The guard called from the tower. ‘Stand below.’ Margaret did as she was told, and watched as he lowered a red plastic bucket on the end of a rope. ‘Put your ID in the bucket,’ he shouted. She dropped in her plastic photocard from the Medical Examiner’s Office, and he drew the bucket back up the tower. He took several moments to examine the ID before making a phone call. ‘You’ll get it back on the way out,’ he called. ‘Stand by the gate.’
As she reached the gate, she saw a black female officer approaching it through a corridor of fencing that led from the administration offices in H block. She unlocked an inner gate, before opening the outer gate to let Margaret in. They shook hands.
‘I’m Deputy Warden Macleod,’ the officer said. ‘You gonna have to get in one of these white suits to go in back. But I guess there ain’t much I have to tell you about that.’ She locked the gates behind them, and as they walked toward H block she said, ‘You people don’t hang around. They tell me they’re going to have the first hearings tomorrow morning. Usually it’s a week before we’re processing people over to Goree.’
Margaret said, ‘They’re not going to Goree. The Immigration Court there’s too small, and we can’t exactly evacuate a whole prison unit to keep these prisoners isolated.’
Deputy Warden Macleod looked surprised. ‘Where you taking them then?’

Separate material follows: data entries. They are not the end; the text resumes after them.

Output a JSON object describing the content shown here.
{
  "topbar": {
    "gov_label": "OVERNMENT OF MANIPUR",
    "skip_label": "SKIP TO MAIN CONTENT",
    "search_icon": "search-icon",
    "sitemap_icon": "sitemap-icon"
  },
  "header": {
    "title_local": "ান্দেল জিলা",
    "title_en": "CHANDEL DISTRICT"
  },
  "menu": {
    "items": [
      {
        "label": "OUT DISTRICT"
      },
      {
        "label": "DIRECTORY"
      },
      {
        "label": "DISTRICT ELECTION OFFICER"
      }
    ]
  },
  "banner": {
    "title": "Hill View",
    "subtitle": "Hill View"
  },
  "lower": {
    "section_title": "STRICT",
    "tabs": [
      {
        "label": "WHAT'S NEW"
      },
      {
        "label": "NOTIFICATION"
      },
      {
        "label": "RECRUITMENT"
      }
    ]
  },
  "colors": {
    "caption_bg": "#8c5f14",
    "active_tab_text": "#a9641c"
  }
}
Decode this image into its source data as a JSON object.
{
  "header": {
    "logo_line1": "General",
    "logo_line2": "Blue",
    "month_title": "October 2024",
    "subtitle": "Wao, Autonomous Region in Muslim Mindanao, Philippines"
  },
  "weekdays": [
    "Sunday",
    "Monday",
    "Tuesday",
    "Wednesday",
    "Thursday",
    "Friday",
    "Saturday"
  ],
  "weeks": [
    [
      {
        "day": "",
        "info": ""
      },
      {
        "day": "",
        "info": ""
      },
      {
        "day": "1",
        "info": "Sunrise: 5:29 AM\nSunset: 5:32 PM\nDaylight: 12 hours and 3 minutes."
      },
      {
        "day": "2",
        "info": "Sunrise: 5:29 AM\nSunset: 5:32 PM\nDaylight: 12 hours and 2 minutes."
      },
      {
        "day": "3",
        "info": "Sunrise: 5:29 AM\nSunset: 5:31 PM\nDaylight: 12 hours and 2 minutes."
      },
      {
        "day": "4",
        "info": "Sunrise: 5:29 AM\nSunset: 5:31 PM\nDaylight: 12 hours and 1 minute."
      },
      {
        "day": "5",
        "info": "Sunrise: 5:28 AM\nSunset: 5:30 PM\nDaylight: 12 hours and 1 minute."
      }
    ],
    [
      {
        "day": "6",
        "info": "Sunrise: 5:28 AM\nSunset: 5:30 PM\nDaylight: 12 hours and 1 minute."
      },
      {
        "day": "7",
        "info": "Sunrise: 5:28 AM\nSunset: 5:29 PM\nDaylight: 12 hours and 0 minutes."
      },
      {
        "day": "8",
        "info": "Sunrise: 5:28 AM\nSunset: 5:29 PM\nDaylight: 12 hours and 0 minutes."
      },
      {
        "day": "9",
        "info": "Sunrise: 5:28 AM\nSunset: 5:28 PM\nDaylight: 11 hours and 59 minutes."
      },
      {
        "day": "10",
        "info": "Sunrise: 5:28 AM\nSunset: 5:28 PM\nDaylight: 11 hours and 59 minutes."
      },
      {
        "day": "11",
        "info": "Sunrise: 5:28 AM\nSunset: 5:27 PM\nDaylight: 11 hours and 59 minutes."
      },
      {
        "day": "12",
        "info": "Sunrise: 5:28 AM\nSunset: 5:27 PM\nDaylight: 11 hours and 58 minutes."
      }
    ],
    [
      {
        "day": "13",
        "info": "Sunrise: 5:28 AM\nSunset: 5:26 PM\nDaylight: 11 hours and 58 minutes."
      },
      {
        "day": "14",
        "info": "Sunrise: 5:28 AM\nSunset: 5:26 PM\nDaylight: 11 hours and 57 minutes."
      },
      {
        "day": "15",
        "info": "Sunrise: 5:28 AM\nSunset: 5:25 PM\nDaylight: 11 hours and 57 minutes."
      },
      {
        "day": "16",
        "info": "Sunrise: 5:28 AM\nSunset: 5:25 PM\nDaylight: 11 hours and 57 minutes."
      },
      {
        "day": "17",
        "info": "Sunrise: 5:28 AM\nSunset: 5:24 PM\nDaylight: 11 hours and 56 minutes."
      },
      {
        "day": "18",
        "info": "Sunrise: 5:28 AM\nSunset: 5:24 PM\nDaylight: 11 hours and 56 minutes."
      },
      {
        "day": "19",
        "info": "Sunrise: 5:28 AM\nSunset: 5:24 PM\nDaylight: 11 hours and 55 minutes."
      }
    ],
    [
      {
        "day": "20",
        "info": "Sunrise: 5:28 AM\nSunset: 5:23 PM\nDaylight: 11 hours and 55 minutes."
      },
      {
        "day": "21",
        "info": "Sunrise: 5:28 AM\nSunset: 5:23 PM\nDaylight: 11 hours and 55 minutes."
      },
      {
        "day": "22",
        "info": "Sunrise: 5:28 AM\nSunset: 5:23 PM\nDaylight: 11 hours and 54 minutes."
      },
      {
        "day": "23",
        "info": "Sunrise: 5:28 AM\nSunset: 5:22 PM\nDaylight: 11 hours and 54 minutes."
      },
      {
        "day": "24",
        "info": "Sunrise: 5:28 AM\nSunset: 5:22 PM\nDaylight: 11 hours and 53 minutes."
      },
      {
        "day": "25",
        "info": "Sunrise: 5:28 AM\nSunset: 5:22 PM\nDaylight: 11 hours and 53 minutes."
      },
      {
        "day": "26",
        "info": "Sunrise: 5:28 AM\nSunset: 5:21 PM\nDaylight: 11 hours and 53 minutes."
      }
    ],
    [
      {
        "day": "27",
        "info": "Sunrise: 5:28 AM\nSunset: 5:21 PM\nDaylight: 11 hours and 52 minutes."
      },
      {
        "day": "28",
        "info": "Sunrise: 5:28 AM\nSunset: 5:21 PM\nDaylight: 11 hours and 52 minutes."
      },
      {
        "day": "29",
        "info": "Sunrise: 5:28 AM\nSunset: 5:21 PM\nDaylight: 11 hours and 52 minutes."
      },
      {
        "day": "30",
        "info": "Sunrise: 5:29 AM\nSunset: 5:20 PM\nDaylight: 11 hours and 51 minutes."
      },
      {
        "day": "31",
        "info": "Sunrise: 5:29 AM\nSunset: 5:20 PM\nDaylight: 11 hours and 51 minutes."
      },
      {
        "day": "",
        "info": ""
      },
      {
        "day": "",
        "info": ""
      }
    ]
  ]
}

Margaret said, ‘The dean at the College of Criminal Justice has agreed to let us use their courtroom. It’s bigger, and they’re just going to shut down the college for the day.’
The deputy warden raised an eyebrow. ‘Well, that’s a new one on me.’
Margaret said, ‘They used it once for a real-life capital murder trial. Some guy from Conroe with financial problems. Kidnapped his neighbours’ kid for ransom, but ended up killing the child. They found him guilty and gave him the death penalty.’
The deputy warden whistled softly. ‘You know, I ain’t never been too sure that we got the right to take a man’s life, no matter what he’s done. I figure the Big Man’s the only one with the right to make that judgment.’
‘Then you’re in the wrong job, in the wrong town,’ Margaret said. ‘They say it’s going to be a record year for executions over at the Walls Unit.’